Last night I did what I’ve done so many times over the past years. I upgraded – a routine thing. I do nothing special with my MacBook Air so I expected no problems.
On trying to boot up the system, it crashed. And crashed. And crashed. At first I suspected the hardware. I booted in safe mode, which is painfully slow but probably ruled out a major hardware failure. Years ago, it seemed like I worked in Windows safe mode more times than I can count. The Mac – while much faster than any of those machines, is unworkable in that mode. Without it, what I have is something that can only be described as “the white screen of death.”
I immediately went to the Google and looked at a list of potential causes and solutions. After trying everything except a full rebuild of the machine, I gave up.
Today when I Googled the error I saw that since its release, El Capitan has been wreaking havoc on a large number of users. The problems are extensive. There are posts that mention my issue – failure to run at all. But even for those who manage to successfully install the software, there are a number of other challenges – battery life, Wi-Fi, Office 2016, Bluetooth, Spotlight, mail and the list goes on and on. You just have Google “El Capital problems” to see how many posts there are. In the support forums, there are plaintive stories of failure after failure from lonely voices who inevitably start with “I’m not that technical…” Of course, they aren’t, but that’s why they paid the premium for a Mac.
If it’s any comfort – and I don’t suppose it is – I not that lacking in technical skills. It’s not going to do me much good.
Today, it looks more and more like the only thing I will be able to do is restore and perhaps rebuild my machine. Just what I wanted. A day or more without my laptop. And that’s just to get back to where I was. After that, we wait for a release that works. Which is perhaps what Apple should have done before they released this buggy release on the unsuspecting public.

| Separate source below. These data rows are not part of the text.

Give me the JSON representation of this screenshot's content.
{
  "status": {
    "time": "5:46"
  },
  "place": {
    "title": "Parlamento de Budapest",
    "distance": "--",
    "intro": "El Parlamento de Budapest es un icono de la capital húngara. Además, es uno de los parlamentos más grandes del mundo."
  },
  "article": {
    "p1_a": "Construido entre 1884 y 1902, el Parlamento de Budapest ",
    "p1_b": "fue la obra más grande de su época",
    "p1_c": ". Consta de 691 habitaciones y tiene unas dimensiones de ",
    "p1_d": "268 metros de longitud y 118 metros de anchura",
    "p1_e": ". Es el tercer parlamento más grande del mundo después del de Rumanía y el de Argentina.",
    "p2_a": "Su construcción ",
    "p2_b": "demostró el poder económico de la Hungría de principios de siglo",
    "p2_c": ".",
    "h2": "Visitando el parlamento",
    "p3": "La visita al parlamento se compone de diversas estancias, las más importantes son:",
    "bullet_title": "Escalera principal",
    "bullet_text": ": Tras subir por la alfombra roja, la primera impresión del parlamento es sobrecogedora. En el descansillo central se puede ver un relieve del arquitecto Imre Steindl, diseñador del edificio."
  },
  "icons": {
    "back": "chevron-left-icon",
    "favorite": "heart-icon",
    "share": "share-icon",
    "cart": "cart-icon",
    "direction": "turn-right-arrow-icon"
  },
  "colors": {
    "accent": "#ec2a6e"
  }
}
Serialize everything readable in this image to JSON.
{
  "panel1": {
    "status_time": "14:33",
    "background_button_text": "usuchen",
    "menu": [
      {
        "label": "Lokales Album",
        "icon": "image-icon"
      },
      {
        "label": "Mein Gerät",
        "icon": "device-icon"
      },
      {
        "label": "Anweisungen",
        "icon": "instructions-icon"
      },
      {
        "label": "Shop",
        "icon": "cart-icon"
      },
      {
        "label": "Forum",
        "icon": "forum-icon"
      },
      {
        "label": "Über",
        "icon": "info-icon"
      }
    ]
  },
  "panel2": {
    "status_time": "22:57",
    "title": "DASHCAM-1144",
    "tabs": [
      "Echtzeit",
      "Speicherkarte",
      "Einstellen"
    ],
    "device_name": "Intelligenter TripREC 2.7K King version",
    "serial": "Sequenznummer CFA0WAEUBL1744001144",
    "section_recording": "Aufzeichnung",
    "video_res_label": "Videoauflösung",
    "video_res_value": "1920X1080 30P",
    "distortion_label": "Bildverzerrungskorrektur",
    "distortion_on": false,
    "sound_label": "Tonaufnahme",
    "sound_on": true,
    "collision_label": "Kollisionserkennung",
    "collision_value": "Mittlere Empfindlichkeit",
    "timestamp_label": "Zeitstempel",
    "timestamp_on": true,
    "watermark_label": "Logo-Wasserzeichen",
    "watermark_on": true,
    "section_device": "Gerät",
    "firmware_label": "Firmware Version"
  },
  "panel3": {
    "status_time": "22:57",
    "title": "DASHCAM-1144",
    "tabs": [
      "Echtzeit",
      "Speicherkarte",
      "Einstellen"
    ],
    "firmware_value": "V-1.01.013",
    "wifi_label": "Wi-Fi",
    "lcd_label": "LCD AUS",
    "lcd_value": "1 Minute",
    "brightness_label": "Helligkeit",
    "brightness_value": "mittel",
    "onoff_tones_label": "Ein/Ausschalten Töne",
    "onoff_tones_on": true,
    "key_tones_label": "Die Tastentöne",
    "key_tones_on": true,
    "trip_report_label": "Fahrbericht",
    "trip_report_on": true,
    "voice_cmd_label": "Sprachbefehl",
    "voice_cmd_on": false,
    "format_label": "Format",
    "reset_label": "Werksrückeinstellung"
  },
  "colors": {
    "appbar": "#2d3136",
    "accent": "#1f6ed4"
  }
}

Remember when people accused Microsoft of launching beta or even alpha software as “ready for prime time.” And Apple rose in popularity taking market share by dissing the PC and proclaiming their higher level of quality. El Capitan changes all that. It may not be “Vista” but the effect is the same.
What’s the cure? Well there is a rumour of an “upgrade” that should fix these problems. Sound familiar?
What I recommend? If you haven’t upgraded – don’t. Wait a few months and see if the problems subside.
As a CIO, all those Macs that we have in our shop are more expensive but until now, very easy to support. If we’re back to waiting two or three releases in to upgrade my OS and paying a substantial premium to do so, Windows 10 is looking pretty good.
Remember that old saying – “it takes years to build a reputation and minutes to destroy it.” Apple needs to take heed of that.